— Был в гостях у Гора.

— На даче?

— В городе. Видел картины северных людей. Северные люди нам родственники, они все немножко индейцы.

— Что за картины? — осведомился Клюзнер. — Впрочем, я у него на даче одну видел. Чудесная акварель ненца Панкова. Нежные цвета. Охотник, снег, горы.

— На картинах охотник, собака, олени, горы, снег. Чум, он вроде нашего типи.

— Мы говорили об этом. Чум, юрта, типи, иглу еще, лучшие дома мира.

— Одной картины фотографию взял на время, чтобы на время дать ее тебе.

— Мне?! Зачем? Чья картина? Панкова?

— Кроме ненца Панкова там и другие северные художники были: селькуп Ижимбин, хант Натускин, ненка Лампай, эвенки Сахаров и Терентьева, удэ Киле-Пячка, остальных не запомнил. Эту картину с фотографии нарисовал…

— Про картину говорят «написал», — вставил Клюзнер.

— Да, написал, от слова «живопись», мне Захаров объяснял. Ее написал Ижимбин, она называется «Рыбы».

— Тебе картина так понравилась, что ты решил показать ее мне? Спасибо.

— Нет, не потому, что понравилась, хотя, конечно, они все мне понравились. Ты рассказывал мне, что тебе снится один и тот же сон про войну, то есть не совсем один и тот же, но тот же. Во сне ты строишь переправу, возводишь мост на берег, где враги, со своего берега. Оттуда стреляют, ты торопишь своих людей, они спешат, их убивают, мост построен, по нему идут войска, чтобы одержать победу, и ты идешь и видишь, сколько мертвых воинов твоего отряда лежит на новом мосту, думаешь, что это ты их переправил с берега жизни на берег смерти, как лодочник из мифа, чувствуешь свою вину, просыпаешься, и после этого сна тебе всегда плохо с сердцем.

— Да, всё так.

— Тебе не надо всё время смотреть этот сон.

— Что значит — не надо? — Клюзнер даже остановился. — Разве мы можем собственными сновидениями руководить?

— Сновидение сновидению рознь, — отвечал индеец. — Есть видения, а есть наваждения, когда человеком овладевают злые духи. Наваждения не нужны.

— Ты, когда в Париже-то учился, случаем Зигмунда Фрейда не читал?

— Не читал, — отвечал индеец. — Психоаналитикой не интересуюсь. Она мне чужда. Пожалуйста, посмотри фотографию с картиной Ижимбина «Рыбы».

Посередине картины текла река. Верхний берег, должно быть, левый, был зимним, нижний, видимо, правый, — если считать, что рыбы, лебедь и лодка плывут по течению (впрочем, одна рыбка плыла против течения) — был летним. В снегу стояли голые дерева мертвого правого берега, торчали пеньки, хорошо были видны на белом замершие звери. На живом летнем берегу зеленела трава, красовались на ветках листья, веселая лиса шла вдоль реки туда, куда река текла.

— Одна рыбка норовит повернуть против течения.

— Есть реки, в которых рыбы на нерест идут против течения, не возражай, я видел такие реки и таких рыб. Ты должен поставить фотографию у себя в комнате, где спишь, и смотреть на нее перед сном. Тебе не надо переправляться на тот берег. Плыви по реке, как плывут рыбы, как плывет лебедь.

— Лебедь не Туонельский? — осведомился Клюзнер.

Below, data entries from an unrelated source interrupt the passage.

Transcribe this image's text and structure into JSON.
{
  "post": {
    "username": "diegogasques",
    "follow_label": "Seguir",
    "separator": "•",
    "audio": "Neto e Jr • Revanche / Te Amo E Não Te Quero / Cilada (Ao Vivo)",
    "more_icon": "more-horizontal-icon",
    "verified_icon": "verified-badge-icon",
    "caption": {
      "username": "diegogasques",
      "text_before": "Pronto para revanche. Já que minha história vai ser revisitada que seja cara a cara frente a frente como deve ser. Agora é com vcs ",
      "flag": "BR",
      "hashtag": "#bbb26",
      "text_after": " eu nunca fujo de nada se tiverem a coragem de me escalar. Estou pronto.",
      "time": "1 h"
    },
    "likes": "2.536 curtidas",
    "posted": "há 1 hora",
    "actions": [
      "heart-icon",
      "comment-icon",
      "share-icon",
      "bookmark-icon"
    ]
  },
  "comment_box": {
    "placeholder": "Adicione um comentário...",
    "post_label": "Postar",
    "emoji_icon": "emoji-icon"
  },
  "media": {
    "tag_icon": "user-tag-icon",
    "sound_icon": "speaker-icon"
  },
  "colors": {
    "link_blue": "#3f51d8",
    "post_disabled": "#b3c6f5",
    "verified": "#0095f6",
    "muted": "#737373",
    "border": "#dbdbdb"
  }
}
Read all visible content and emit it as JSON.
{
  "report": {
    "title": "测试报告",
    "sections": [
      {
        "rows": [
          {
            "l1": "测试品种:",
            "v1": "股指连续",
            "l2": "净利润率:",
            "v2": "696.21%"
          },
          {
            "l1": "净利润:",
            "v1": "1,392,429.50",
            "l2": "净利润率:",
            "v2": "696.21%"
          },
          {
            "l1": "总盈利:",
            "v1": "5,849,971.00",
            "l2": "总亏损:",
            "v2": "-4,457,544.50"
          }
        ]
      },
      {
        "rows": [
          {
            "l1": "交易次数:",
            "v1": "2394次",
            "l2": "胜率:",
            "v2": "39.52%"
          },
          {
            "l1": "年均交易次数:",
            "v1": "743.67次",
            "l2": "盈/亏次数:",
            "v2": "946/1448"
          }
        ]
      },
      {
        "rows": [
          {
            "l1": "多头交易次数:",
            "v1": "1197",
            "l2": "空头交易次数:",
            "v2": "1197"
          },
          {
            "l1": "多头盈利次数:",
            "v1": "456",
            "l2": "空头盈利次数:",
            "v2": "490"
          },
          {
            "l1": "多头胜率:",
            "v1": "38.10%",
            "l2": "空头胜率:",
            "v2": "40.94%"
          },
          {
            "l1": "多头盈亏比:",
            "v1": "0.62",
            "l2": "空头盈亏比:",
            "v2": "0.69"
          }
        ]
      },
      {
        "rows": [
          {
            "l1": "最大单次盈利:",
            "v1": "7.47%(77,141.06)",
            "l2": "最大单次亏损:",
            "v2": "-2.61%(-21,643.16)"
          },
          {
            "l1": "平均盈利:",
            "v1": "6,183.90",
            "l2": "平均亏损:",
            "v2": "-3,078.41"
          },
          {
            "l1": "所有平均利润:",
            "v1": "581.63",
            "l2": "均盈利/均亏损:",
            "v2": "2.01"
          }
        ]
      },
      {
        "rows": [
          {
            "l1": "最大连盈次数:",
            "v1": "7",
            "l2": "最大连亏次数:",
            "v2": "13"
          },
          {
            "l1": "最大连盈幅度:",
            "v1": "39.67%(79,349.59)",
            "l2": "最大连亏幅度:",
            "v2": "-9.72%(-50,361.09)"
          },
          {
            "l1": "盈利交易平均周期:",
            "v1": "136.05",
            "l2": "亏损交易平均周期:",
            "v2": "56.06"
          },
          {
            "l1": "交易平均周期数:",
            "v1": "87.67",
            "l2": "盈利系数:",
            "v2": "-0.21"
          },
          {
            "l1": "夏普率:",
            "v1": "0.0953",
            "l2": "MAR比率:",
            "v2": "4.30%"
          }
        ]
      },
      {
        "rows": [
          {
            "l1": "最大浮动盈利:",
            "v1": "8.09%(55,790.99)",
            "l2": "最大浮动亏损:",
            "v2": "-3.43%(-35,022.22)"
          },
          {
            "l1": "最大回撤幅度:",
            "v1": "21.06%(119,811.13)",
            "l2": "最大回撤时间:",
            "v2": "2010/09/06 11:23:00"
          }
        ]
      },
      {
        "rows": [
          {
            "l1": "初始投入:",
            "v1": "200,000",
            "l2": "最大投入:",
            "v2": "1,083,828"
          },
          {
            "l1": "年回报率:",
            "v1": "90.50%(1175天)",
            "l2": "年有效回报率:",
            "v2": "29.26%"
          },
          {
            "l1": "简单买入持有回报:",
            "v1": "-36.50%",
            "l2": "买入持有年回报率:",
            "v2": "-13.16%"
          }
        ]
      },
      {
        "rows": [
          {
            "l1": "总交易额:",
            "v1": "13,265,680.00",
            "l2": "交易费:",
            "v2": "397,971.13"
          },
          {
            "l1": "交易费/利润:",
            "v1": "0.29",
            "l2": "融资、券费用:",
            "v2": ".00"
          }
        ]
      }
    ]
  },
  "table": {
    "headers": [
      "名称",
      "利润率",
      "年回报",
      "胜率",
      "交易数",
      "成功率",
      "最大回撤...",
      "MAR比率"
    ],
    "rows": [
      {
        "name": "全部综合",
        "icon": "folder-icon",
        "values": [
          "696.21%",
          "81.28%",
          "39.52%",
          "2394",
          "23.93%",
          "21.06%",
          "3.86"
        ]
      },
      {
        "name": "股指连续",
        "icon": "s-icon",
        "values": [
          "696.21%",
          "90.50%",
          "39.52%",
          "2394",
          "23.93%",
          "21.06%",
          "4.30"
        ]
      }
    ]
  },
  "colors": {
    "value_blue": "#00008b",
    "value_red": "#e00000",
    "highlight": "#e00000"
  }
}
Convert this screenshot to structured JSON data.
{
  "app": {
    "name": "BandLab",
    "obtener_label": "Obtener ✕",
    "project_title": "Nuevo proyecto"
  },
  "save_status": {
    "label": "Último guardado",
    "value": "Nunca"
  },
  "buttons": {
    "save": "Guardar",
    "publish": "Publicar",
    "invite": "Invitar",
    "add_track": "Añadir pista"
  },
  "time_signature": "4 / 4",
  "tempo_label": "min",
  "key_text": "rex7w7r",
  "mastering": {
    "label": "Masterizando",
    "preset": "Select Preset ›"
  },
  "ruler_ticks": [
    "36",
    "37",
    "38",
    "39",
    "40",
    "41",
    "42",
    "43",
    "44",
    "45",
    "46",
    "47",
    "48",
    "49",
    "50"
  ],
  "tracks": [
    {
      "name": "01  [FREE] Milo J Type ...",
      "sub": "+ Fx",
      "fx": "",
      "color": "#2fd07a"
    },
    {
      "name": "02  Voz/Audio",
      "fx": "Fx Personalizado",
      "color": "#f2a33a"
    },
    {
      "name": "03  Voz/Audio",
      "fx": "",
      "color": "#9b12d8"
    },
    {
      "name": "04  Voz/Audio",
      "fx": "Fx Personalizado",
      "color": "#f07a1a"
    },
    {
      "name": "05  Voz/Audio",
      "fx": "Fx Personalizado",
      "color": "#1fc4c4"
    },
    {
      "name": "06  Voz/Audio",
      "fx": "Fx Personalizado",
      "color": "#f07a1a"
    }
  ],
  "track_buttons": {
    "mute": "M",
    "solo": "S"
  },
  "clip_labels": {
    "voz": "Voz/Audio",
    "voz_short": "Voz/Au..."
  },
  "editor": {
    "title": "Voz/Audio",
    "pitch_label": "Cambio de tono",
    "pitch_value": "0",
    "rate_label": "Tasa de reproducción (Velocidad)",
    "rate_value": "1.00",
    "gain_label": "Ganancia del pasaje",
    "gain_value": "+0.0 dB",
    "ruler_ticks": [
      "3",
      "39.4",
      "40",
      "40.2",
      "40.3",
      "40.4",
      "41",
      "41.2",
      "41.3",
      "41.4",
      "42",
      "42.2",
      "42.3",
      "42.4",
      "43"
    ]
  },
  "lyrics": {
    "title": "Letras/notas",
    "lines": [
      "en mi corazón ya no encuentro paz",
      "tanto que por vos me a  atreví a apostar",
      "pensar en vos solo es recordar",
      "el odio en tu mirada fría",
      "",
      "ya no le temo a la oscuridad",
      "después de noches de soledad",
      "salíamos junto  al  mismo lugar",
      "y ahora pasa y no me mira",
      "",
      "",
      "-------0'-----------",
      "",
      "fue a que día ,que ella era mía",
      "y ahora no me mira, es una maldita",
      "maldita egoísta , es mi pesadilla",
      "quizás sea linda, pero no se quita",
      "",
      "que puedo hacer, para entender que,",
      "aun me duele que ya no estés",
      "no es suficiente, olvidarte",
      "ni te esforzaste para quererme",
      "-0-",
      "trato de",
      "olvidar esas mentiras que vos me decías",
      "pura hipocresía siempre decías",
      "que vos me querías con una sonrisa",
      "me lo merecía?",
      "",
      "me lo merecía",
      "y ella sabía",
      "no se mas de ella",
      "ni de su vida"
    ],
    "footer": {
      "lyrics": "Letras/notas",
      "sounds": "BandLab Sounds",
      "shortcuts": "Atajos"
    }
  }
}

— Я не знаю про Туонельского лебедя ничего, тебе он ни к чему. Не шути. Выслушай меня. Ты должен плыть по реке, рыбы поплывут с тобой, и лебедь, и охотник, и у реки есть право плыть в двух разных берегах зимы и лета, жизни и смерти, берега и есть берега, а вода сама жизнь, плыви. Думай так три дня, и тебе перестанет сниться мост в смерть, никогда больше ты его не увидишь. А потом мы отдадим фотографию Гору. Я за ней к тебе на дачу приеду. Все картины, виденные мной, волшебны. Эта в особенности. Скажи, что сделаешь, как я тебе говорю.

— Хорошо, — сказал Клюзнер.

Было ли то совпадением, или не было, но после трех мысленных вечерних плаваний с рыбами переправа и впрямь навсегда ушла из его снов.

Уходя, индеец сказал:

— Я даже стал думать, что люди, писавшие все эти картины, имеют отношение к туруханским младенцам, которых я ищу. Хотелось бы знать, какой был Ижимбин.

Он спешил и пообещал рассказать о загадочных младенцах, когда будут отдавать они черно-белый снимок «Рыб» Гору.